Notre premier passage au Cameroun a fait un gros buzz sur les réseaux sociaux. Tout le monde disait que je suis une sorcière et ça m’a fait rire. Cette deuxième fois est particulière. Nous avons mis en place avec l’Institut français du Cameroun (Ifc), une formation de formateurs qui a duré deux semaines. Ils vont à leur tour apprendre aux enfants et aux adultes à faire du fil. Nous avons à cet effet initié plusieurs enfants à cet art, et c’était hyper riche et intéressant. J’ai commencé le spectacle d’hier avec deux enfants de la rue (Seidou et Abdou, Ndlr). C’est accessible à tout le monde et l’idée c’est d’emmener le fil ici au Cameroun. Un fil va rester à l’ifc et les formateurs donneront les cours toutes les semaines.
Le funambule est-il finalement artiste ou sportif ?
C’est un artiste avant tout parce que c’est une prestation artistique qui est sportive. Il faut avouer qu’il faut avoir l’aptitude physique, développer une force. Le balancier par exemple pèse 14 kg ; donc il faut avoir une forme physique pour pouvoir être performant. Ce n’est pas comme un sport de haut niveau où il faut être compétitif. Là il n’y a pas à être plus fort que les autres ; c’est un art qu’on fait avec les autres, il faut être ensemble et c’est ce qui nous rend plus fort et développe un esprit artiste.
Est-ce qu’il y a un type de musique pour un tel spectacle ?

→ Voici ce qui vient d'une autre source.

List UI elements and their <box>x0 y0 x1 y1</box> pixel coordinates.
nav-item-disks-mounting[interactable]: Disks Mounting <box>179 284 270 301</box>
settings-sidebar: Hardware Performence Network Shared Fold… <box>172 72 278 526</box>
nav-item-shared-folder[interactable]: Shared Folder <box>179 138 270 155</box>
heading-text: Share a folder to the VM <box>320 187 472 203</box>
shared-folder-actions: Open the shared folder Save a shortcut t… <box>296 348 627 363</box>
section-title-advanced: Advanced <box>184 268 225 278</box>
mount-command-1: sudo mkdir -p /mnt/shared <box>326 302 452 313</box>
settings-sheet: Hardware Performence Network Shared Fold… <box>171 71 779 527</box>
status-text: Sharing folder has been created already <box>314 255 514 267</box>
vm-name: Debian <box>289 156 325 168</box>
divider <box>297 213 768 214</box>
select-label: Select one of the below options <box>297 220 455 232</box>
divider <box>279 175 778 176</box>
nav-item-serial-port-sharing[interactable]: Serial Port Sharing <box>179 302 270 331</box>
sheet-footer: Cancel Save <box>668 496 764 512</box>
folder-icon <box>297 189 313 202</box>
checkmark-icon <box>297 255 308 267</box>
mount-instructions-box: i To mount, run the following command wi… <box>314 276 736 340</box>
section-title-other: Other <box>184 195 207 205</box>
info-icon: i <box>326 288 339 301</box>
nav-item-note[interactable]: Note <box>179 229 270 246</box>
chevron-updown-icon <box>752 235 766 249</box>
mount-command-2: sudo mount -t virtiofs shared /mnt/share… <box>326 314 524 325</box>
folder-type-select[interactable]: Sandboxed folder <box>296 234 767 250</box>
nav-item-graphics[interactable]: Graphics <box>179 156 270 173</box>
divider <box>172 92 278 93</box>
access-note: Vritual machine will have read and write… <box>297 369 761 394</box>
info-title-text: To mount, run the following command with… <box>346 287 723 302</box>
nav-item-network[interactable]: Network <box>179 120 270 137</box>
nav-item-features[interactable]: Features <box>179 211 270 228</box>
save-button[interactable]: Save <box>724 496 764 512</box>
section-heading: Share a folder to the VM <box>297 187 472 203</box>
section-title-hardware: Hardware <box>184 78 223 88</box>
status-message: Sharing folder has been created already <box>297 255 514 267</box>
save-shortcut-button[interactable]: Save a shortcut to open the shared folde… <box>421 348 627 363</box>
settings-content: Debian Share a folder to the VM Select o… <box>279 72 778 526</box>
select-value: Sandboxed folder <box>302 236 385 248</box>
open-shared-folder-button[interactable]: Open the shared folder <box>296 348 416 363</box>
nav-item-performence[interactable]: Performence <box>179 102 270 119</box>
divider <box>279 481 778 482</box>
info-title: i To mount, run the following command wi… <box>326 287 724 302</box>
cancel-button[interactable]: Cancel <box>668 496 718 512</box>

Chaque funambule choisit de travailler avec le type de musique ou les musiciens de son choix. Moi j’aime le style un peu rock mais ce qu’on a fait ici c’est assez fabuleux, avec Jean Baptiste qui est l’artiste rock avec qui nous sommes venus ici, on n’a fait un échange avec les artistes camerounais (Saly au lead, les musiciens du groupe Macase, Rody Akoa à la batterie et Petit Jean Abanda aux percussions).
Dites-nous à partir de quel moment les Français commencent à s’intéresser à cet art et à quel moment le déclic se fait chez-vous ?
Le funambule est un art ancestral qui existe depuis des générations qui a surtout été transmis de père en fils. Moi j’essaie d’emmener des choses nouvelles sur le fil. En France, il est développé mais on reste très peu dans le monde. Nous ne sommes pas si nombreux en France, et du coup c’est intéressant d’emmener le fil ici pour le répandre dans le monde, pour ainsi maintenir allumée la flamme de cet art. Je suis ravie de voir naître des funambules Camerounais. Personnellement j’ai commencé le fil à l’âge de huit ans, et je me sens dans mon élément.
Qu’est-ce que le funambule transmet au public en plus du risque de chuter à plus de 10 mètres ?
Je joue avec les émotions des gens ; on a peur de me voir dégringoler et ça crée des émotions très fortes et on ne peut pas mentir. Quand je suis sur le fil, je ne peux pas tricher parce que je n’ai pas droit à l’erreur et ça crée un rapport qui est vrai, sincère avec le public. C’est ce que j’aime après je rassure les spectateurs en souriant pour qu’ils sachent que nous sommes ensemble. Pour moi ça véhicule des messages tels qu’il faut prendre des risques pour avancer, des risques calculés, non pas pour se mettre en danger.